A Ferney, 4 Mars 1768.

 

 

          M. Dupuits, madame, est allé à Paris vous faire sa réponse. J’en aurais bien fait autant que lui, si j’avais son âge ; mais il faut que je reste dans mon tombeau de Ferney.

 

          J’ai envoyé ma nièce et ma fille adoptive à Paris, pour arranger de malheureuses affaires que vingt ans d’absence avaient entièrement délabrées (1). Ce sont bien plutôt leurs affaires que les miennes ; car j’achève ma vie avec peu de besoins ; et si j’étais à Paris, mon premier devoir serait de vous faire ma cour. Il est vrai que je ne pourrais aller à vos rendez-vous de chasse : pour les autres rendez-vous, ce n’est pas mon affaire ; il faut être pour cela du métier des héros, et je n’ai pas l’honneur d’en être.

 

          Je vous souhaite, madame, autant de plaisir que vous en méritez.
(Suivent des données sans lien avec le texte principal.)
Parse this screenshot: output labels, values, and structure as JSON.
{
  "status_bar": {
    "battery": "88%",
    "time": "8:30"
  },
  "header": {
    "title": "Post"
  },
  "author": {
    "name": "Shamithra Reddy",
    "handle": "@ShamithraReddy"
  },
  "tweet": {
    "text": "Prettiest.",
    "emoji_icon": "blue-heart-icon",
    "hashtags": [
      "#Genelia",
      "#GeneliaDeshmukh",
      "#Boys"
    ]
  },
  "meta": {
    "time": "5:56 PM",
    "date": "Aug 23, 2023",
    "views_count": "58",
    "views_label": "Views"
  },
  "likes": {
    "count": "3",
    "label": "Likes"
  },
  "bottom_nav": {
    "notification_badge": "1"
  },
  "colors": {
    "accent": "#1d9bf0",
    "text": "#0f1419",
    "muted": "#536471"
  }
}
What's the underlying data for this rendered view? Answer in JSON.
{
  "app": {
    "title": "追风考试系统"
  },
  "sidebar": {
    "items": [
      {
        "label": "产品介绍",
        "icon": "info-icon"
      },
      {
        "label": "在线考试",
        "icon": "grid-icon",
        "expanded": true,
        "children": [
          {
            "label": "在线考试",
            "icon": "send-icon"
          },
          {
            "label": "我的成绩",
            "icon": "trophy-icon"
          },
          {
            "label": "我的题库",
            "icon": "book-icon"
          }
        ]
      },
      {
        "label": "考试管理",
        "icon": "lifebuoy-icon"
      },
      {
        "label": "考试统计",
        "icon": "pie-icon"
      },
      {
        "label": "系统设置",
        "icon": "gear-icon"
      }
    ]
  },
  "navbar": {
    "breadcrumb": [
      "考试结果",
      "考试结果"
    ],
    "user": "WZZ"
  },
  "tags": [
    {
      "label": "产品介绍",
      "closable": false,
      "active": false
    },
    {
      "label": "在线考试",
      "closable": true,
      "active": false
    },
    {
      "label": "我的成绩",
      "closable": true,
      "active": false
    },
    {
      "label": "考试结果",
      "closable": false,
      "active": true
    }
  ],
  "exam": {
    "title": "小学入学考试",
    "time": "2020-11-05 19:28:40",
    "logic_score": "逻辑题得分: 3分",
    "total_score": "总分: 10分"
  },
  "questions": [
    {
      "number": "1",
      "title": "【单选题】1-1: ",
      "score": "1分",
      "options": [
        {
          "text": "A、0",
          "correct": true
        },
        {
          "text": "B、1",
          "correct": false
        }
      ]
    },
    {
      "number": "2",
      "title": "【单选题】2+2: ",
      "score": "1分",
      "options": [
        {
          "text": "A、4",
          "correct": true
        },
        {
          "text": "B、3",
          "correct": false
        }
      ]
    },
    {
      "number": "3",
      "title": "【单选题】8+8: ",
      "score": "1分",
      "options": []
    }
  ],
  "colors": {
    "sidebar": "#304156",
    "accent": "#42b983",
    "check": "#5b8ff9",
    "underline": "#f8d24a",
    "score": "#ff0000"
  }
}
Agréez les vœux et les respects de votre très humble et obéissant serviteur.

 

P.S. – Ne lisez point, madame, ce plat rogaton (2) ; mais donnez-le à M. l’abbé de Voisenon, afin qu’il l’aiguise.

 

 

1 – Il paraît que Voltaire avait chassé de Ferney madame Denis. (G.A.)

2 – Lettre de l’archevêque de Cantorbéry. (G.A.)

 

 

 

 

 

à M. le marquis Albergati Capacelli.

 

A Ferney, 4 Mars 1768 (1).

 

 

          Je n’ai pu trouver, monsieur, l’estampe que vous demandez ; il n’y en a plus qu’à Paris, et on ne sait où les prendre. J’ai l’honneur de vous envoyer un petit portrait qu’on a fait d’après un buste ; il n’est pas tout à fait mal ; il ressemble assez au vieillard qui vous écrit, et qui vous est véritablement attaché. Je touche au bout de ma carrière ; ma faiblesse augmente tous les jours.

 

          Si M. Melchiori voulait me venir voir avant que je meure, et passer quelque temps avec moi, je lui demanderais la permission de le rembourser de son voyage, et j’espère que je pourrais lui être utile. Si, à son défaut, vous pouviez m’envoyer quelque pauvre philosophe, il serait très rien reçu ; mais il faudrait un vrai philosophe. Le vieux philosophe des Alpes vous aimera, monsieur, jusqu’à son dernier moment.

 

 

P.S. – Le portrait est dans une petite caisse couverte de toile cirée, à votre adresse.

 

 

1 – Editeurs, de Cayrol et A. François. (G.A.)

 

 

 

 

 

à M. le chevalier de Taulès.

 

4 Mars 1768.

 

 

          Les trois quarts de la nouvelle édition du Siècle de Louis XIV sont imprimés, monsieur ; et à moins que vous n’ayez quelques anecdotes sur le jansénisme, il ne m’est plus possible de vous en demander sur les affaires politiques. Je sais bien qu’il y a eu quelque politique dans les querelles des jansénistes et des molinistes ; mais en vérité elle est trop méprisable, et c’est rendre service au genre humain que de donner à ces dangereuses fadaises le ridicule qu’elles méritent.

 

          Quant au Testament attribué au cardinal de Richelieu, vous pouvez, je crois, m’instruire avec liberté de tout ce que vous en savez, et en demander la permission à M. le duc de Choiseul, en lui montrant ma lettre. Madame la duchesse d’Aiguillon a fait chercher au dépôt des affaires étrangères tout ce qu’elle a cru favorable à son opinion. Si vous avez quelques lumières nouvelles, je me rétracterai publiquement, et je dirai que le cardinal de Richelieu a fait en politique un ouvrage aussi ridicule et aussi mauvais en tout point qu’il en a fait en théologie. Mais jusque-là je croirai qu’il est aussi faux que ce ministre en soit l’auteur, qu’il est faux que celui qui ôte un moucheron de son verre puisse avaler un chameau (1).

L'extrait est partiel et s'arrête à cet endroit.